We are collaborating with a number of Russian companies and research institutions to harness and apply a significant body of expertise and technology breakthroughs related to bacteriocins, antimicrobial peptides produced by different bacteria to attack and defend themselves against other types of bacteria. Bacteriocins work in a distinctively different manner than most current antibiotics and have been optimized as antibacterial agents through billions of years of bacterial evolution. These naturally-occurring compounds could potentially offer a new treatment modality to combat the rapidly rising incidence of multidrug-resistant bacterial infections, which now represents a significant threat to the integrity of medical care in many Western countries.
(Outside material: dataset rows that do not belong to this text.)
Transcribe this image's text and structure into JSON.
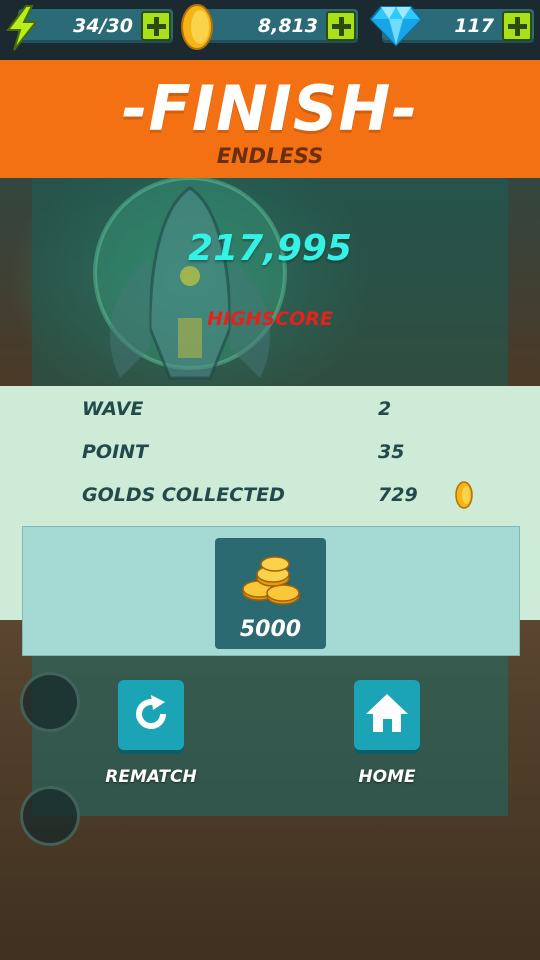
{
  "topbar": {
    "energy": {
      "value": "34/30",
      "icon": "lightning-icon"
    },
    "gold": {
      "value": "8,813",
      "icon": "gold-coin-icon"
    },
    "gems": {
      "value": "117",
      "icon": "diamond-icon"
    }
  },
  "banner": {
    "title": "-FINISH-",
    "mode": "ENDLESS"
  },
  "result": {
    "score": "217,995",
    "highscore_label": "HIGHSCORE"
  },
  "stats": [
    {
      "label": "WAVE",
      "value": "2"
    },
    {
      "label": "POINT",
      "value": "35"
    },
    {
      "label": "GOLDS COLLECTED",
      "value": "729"
    }
  ],
  "reward": {
    "amount": "5000",
    "icon": "coin-stack-icon"
  },
  "actions": {
    "rematch": "REMATCH",
    "home": "HOME"
  },
  "colors": {
    "banner": "#f47113",
    "score": "#35f2e6",
    "highscore": "#e8201c",
    "button": "#1aa4b5",
    "plus": "#a8e11a"
  }
}
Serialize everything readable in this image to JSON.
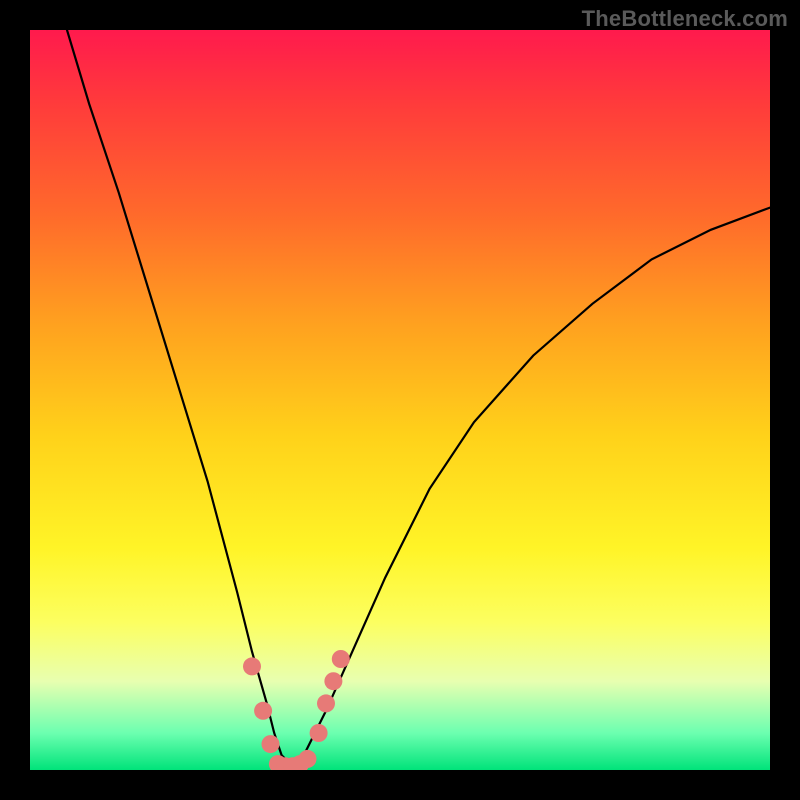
{
  "watermark": "TheBottleneck.com",
  "chart_data": {
    "type": "line",
    "title": "",
    "xlabel": "",
    "ylabel": "",
    "xlim": [
      0,
      100
    ],
    "ylim": [
      0,
      100
    ],
    "grid": false,
    "legend": false,
    "series": [
      {
        "name": "bottleneck-curve",
        "color": "#000000",
        "x": [
          5,
          8,
          12,
          16,
          20,
          24,
          28,
          30,
          32,
          33,
          34,
          35,
          36,
          37,
          38,
          40,
          44,
          48,
          54,
          60,
          68,
          76,
          84,
          92,
          100
        ],
        "y": [
          100,
          90,
          78,
          65,
          52,
          39,
          24,
          16,
          9,
          5,
          2,
          1,
          1,
          2,
          4,
          8,
          17,
          26,
          38,
          47,
          56,
          63,
          69,
          73,
          76
        ]
      }
    ],
    "markers": [
      {
        "name": "threshold-dots",
        "color": "#e77a77",
        "radius": 9,
        "points": [
          {
            "x": 30.0,
            "y": 14.0
          },
          {
            "x": 31.5,
            "y": 8.0
          },
          {
            "x": 32.5,
            "y": 3.5
          },
          {
            "x": 33.5,
            "y": 0.8
          },
          {
            "x": 34.5,
            "y": 0.5
          },
          {
            "x": 35.5,
            "y": 0.5
          },
          {
            "x": 36.5,
            "y": 0.8
          },
          {
            "x": 37.5,
            "y": 1.5
          },
          {
            "x": 39.0,
            "y": 5.0
          },
          {
            "x": 40.0,
            "y": 9.0
          },
          {
            "x": 41.0,
            "y": 12.0
          },
          {
            "x": 42.0,
            "y": 15.0
          }
        ]
      }
    ],
    "gradient_stops": [
      {
        "pos": 0.0,
        "color": "#ff1a4d"
      },
      {
        "pos": 0.1,
        "color": "#ff3b3b"
      },
      {
        "pos": 0.25,
        "color": "#ff6a2b"
      },
      {
        "pos": 0.4,
        "color": "#ffa21f"
      },
      {
        "pos": 0.55,
        "color": "#ffd21a"
      },
      {
        "pos": 0.7,
        "color": "#fff427"
      },
      {
        "pos": 0.8,
        "color": "#fcff60"
      },
      {
        "pos": 0.88,
        "color": "#e8ffb0"
      },
      {
        "pos": 0.95,
        "color": "#6cffb0"
      },
      {
        "pos": 1.0,
        "color": "#00e37a"
      }
    ]
  }
}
While the number of new antibiotics launched each year and the number of new classes of antibiotics discovered continue to decrease, the number and virulence of multiple drug-resistant strains of bacteria in the hospital environment is increasing at a rapid and dangerous rate. Efforts to produce new traditional antibiotics in the face of the growing crisis of multidrug resistance are hampered by long development times, high costs and shorter life cycles for antibiotics brought on by the growing prevalence of drug resistance. This exploding medical problem represents an opportunity best addressed by companies with novel therapeutic approaches and cost-effective methods of drug development.
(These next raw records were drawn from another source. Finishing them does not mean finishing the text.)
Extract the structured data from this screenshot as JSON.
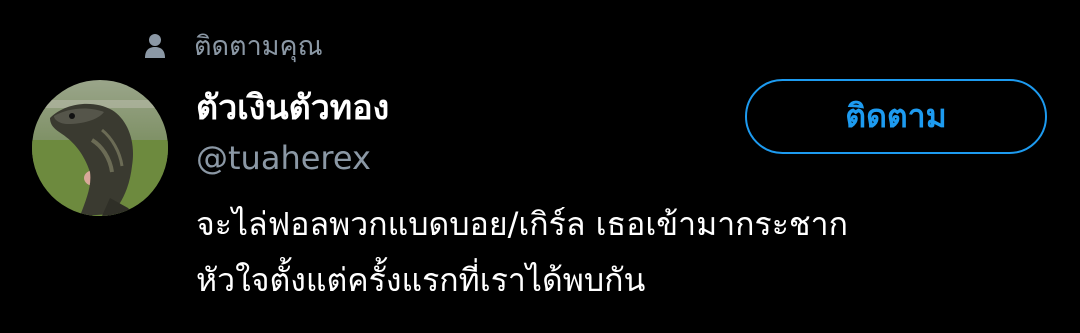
{
  "context": {
    "icon": "person-icon",
    "label": "ติดตามคุณ"
  },
  "user": {
    "display_name": "ตัวเงินตัวทอง",
    "handle": "@tuaherex",
    "avatar": "monitor-lizard-avatar"
  },
  "bio": {
    "line1": "จะไล่ฟอลพวกแบดบอย/เกิร์ล เธอเข้ามากระชาก",
    "line2": "หัวใจตั้งแต่ครั้งแรกที่เราได้พบกัน"
  },
  "follow_button": {
    "label": "ติดตาม"
  },
  "colors": {
    "background": "#000000",
    "secondary_text": "#8b98a5",
    "accent": "#1d9bf0",
    "primary_text": "#ffffff"
  }
}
Bacteriocins offer a number of potential advantages over traditional antibiotics. Whereas most antibiotics are broad-spectrum, each bacteriocin is distinct in its range of antibacterial effects. Some only target a few species, while others can kill a wide range of species. This allows selection of bacteriocins that are active against a certain pathogen but not against normal microflora of humans or animals. The inhibitory concentration of a bacteriocin optimized for a particular pathogen is comparable or superior to those of common antibiotics. Most important, bacteriocins show effectiveness against antibiotic-resistant pathogens without regard to their typical pattern of antibiotic resistance. In addition, it is known that the level of resistance to bacteriocins is lower than to antibiotics and the development of resistance to a specific bacteriocin provokes little to no bacterial cross-resistance in other strains. Bacteriocins appear to be non-toxic to humans and do not accumulate either long-term or systemically in treated subjects. While bacteriocins and their antimicrobial properties have been known for a long time, traditional applications of bacteriocins have been focused in agriculture to promote food preservation and to combat food-borne illnesses. No systematic effort has been marshaled to develop them for human therapeutic use.
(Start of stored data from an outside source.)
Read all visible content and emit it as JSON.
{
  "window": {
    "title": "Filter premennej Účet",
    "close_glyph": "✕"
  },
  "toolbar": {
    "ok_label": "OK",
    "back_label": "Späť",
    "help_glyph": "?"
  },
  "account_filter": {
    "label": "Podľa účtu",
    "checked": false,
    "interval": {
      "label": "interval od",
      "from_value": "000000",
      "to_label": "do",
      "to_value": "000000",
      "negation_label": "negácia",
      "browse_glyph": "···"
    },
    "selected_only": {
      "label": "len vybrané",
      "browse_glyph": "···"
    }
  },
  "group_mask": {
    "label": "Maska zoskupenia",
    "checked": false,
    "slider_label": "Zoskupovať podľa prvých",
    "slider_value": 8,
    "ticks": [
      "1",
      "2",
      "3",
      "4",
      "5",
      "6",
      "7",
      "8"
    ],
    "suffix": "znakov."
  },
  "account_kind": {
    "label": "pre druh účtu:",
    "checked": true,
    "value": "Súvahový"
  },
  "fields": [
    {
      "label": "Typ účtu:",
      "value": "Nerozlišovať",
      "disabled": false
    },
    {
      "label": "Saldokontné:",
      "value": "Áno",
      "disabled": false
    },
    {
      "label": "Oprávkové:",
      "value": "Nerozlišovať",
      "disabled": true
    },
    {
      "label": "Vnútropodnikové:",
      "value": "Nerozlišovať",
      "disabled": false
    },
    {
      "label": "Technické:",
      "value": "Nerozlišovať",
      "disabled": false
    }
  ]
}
While scientists have long considered the possibility of using bacteriocins to treat human disease, the field has generated little practical interest due to the inherent difficulties of efficiently producing and purifying sufficient quantities of bacteriocins for therapeutic purposes. However, Russian scientists are working on breakthroughs both in the production of bacteriocins and their purification that will enable large scale, economic production of pharmaceutical compounds based on bacteriocins.